Not too long ago I was having breakfast with a friend, and during the course of the conversation, she referred to me as being “stoic”. That word gave me a very deep-seated feeling that she thought I was depressed or that I was filled with doom and gloom. I am neither and I told her I was not in the slightest way depressed, that my glass nearly always is half-full. I was truly offended by the word she used to describe me.
The discussion of the word began. She explained that the word (to her) meant someone who was fiercely independent, who never depended on anyone to make one’s own happiness: a definition with a positive connotation (for me)
I countered that I thought the word was associated with gloom and doom: a definition with a negative connotation. She did not agree with that definition.
We agreed to shelf the word until we referred to Webster. According to him, Stoic comes from the Greeks, and the word is derived from stoa, which means a porch or colonnade. Zeno, a philosopher around 308 B.C., founded a school of philosophy who called themselves Stoics (because they met under a colonnade). They “believed that all happenings were the result of divine will and that therefore man should be calmly accepting and free from passion, grief, or joy.”

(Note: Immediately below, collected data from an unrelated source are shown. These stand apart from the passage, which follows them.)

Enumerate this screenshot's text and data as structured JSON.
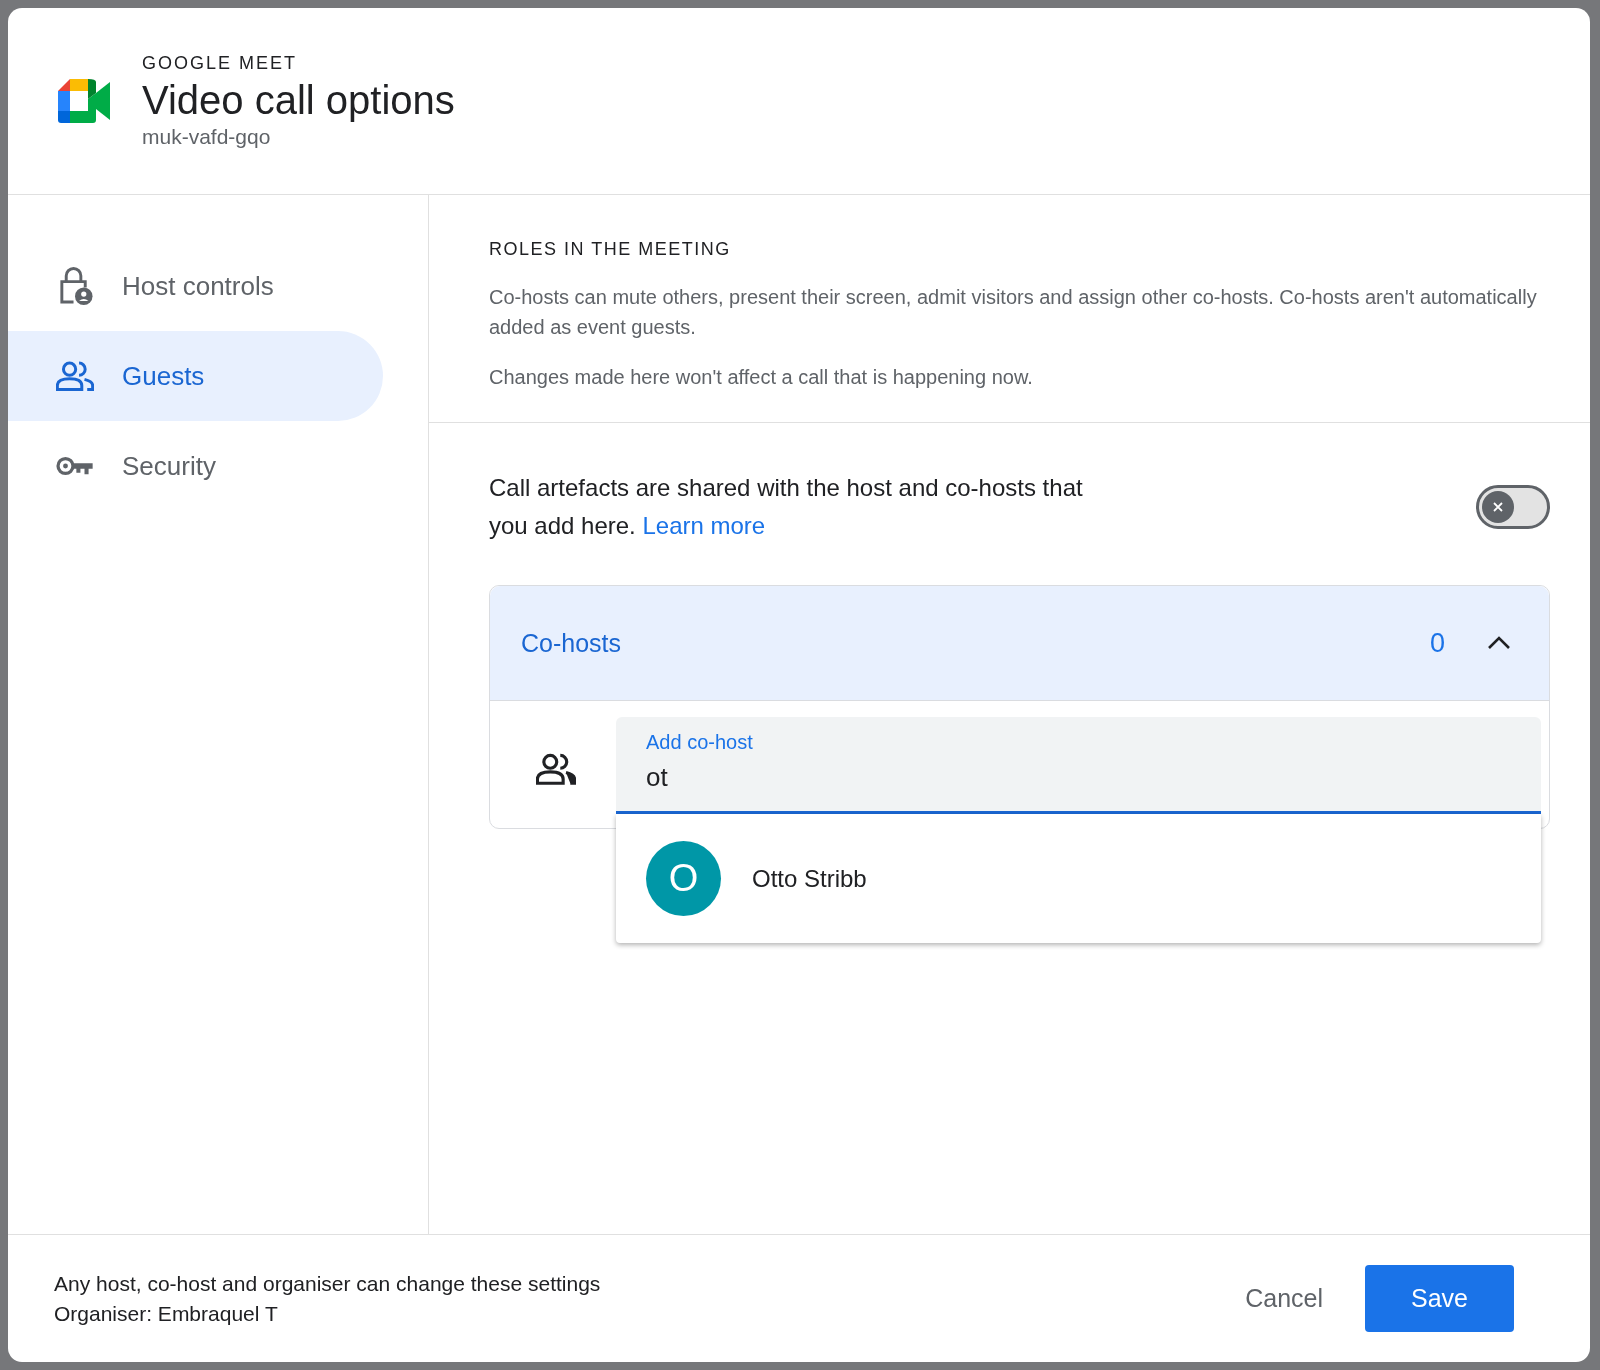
{
  "header": {
    "eyebrow": "GOOGLE MEET",
    "title": "Video call options",
    "meeting_code": "muk-vafd-gqo"
  },
  "sidebar": {
    "items": [
      {
        "label": "Host controls",
        "kind": "lock",
        "selected": false
      },
      {
        "label": "Guests",
        "kind": "people",
        "selected": true
      },
      {
        "label": "Security",
        "kind": "key",
        "selected": false
      }
    ]
  },
  "roles": {
    "heading": "ROLES IN THE MEETING",
    "description": "Co-hosts can mute others, present their screen, admit visitors and assign other co-hosts. Co-hosts aren't automatically added as event guests.",
    "note": "Changes made here won't affect a call that is happening now."
  },
  "artefacts": {
    "text": "Call artefacts are shared with the host and co-hosts that you add here.",
    "link": "Learn more",
    "on": false
  },
  "cohosts": {
    "label": "Co-hosts",
    "count": "0",
    "expanded": true,
    "field": {
      "label": "Add co-host",
      "value": "ot"
    },
    "suggestions": [
      {
        "initial": "O",
        "name": "Otto Stribb",
        "color": "#0097a7"
      }
    ]
  },
  "footer": {
    "lines": [
      "Any host, co-host and organiser can change these settings",
      "Organiser: Embraquel T"
    ],
    "buttons": [
      {
        "label": "Cancel",
        "kind": "text"
      },
      {
        "label": "Save",
        "kind": "filled"
      }
    ]
  }
}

Further investigating the word, I went to trusty Roget’s (thesaurus), and he included being a patient man, apathetic, and calm.

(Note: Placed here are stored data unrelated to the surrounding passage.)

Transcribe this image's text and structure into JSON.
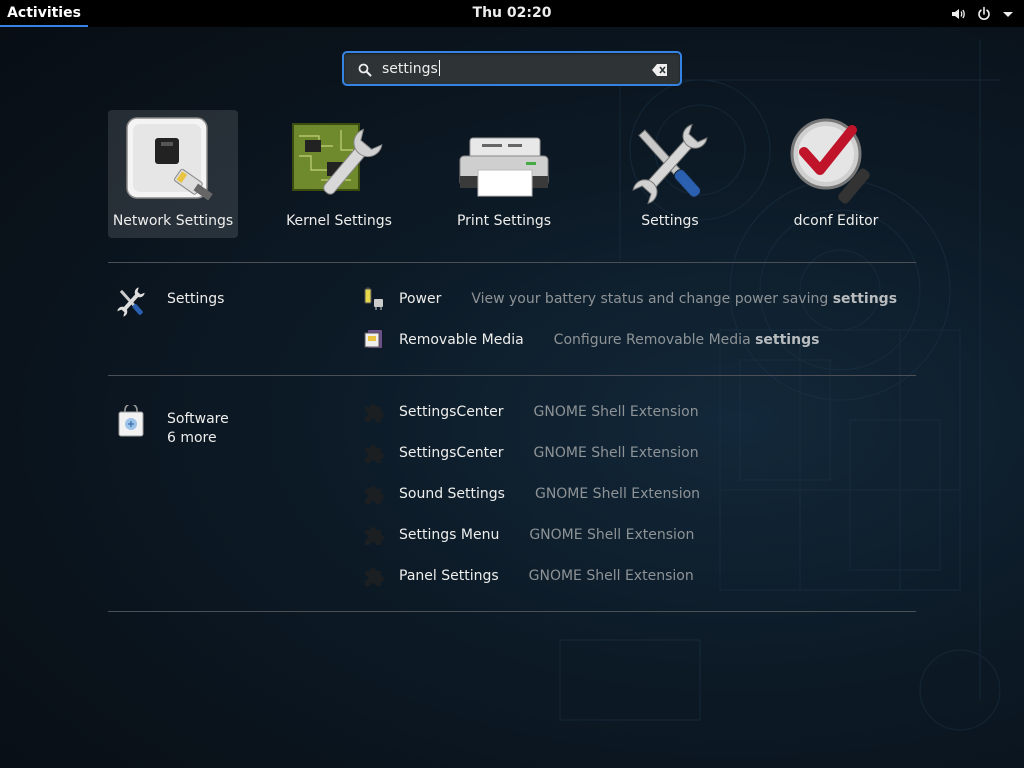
{
  "topbar": {
    "activities_label": "Activities",
    "clock": "Thu 02:20",
    "tray_icons": [
      "volume-icon",
      "power-icon",
      "dropdown-arrow-icon"
    ]
  },
  "search": {
    "value": "settings",
    "icon": "search-icon",
    "clear_icon": "clear-text-icon"
  },
  "app_results": [
    {
      "label": "Network Settings",
      "icon": "network-settings-icon",
      "selected": true
    },
    {
      "label": "Kernel Settings",
      "icon": "kernel-settings-icon",
      "selected": false
    },
    {
      "label": "Print Settings",
      "icon": "printer-icon",
      "selected": false
    },
    {
      "label": "Settings",
      "icon": "settings-tools-icon",
      "selected": false
    },
    {
      "label": "dconf Editor",
      "icon": "dconf-editor-icon",
      "selected": false
    }
  ],
  "settings_provider": {
    "name": "Settings",
    "icon": "settings-tools-icon",
    "results": [
      {
        "title": "Power",
        "desc_prefix": "View your battery status and change power saving ",
        "desc_match": "settings",
        "icon": "power-battery-icon"
      },
      {
        "title": "Removable Media",
        "desc_prefix": "Configure Removable Media ",
        "desc_match": "settings",
        "icon": "removable-media-icon"
      }
    ]
  },
  "software_provider": {
    "name": "Software",
    "more": "6 more",
    "icon": "software-bag-icon",
    "results": [
      {
        "title": "SettingsCenter",
        "desc": "GNOME Shell Extension",
        "icon": "puzzle-piece-icon"
      },
      {
        "title": "SettingsCenter",
        "desc": "GNOME Shell Extension",
        "icon": "puzzle-piece-icon"
      },
      {
        "title": "Sound Settings",
        "desc": "GNOME Shell Extension",
        "icon": "puzzle-piece-icon"
      },
      {
        "title": "Settings Menu",
        "desc": "GNOME Shell Extension",
        "icon": "puzzle-piece-icon"
      },
      {
        "title": "Panel Settings",
        "desc": "GNOME Shell Extension",
        "icon": "puzzle-piece-icon"
      }
    ]
  },
  "colors": {
    "accent": "#3584e4",
    "topbar_bg": "#000000",
    "desc_text": "#8e9396"
  }
}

Neither one of us were right “on the spot”, and to tell you, I am nothing like Webster’s definition; although, I am patient, and I am (99% of the time) calm. Never, ever apathetic, which refers back to Zeno’s philosophy.
How important words are in our society and getting along with one another! Here we were, two friends having a conversation when one word brought two polarized meanings. What kind of ill feelings would have been harbored if we did not discuss the word, if we would not have spoken up and explained our definition? I wonder how many times during a day when two people, maybe not friends, say a word and one person believes the word means one thing, and the other person believes the word means something else. That one word can cause ill feelings, or a tense situation, unless the word is acknowledged, explored and discussed between those people.
Fast forward that thought to different cultures, different nationalities, and I can imagine the problems words bring into our world.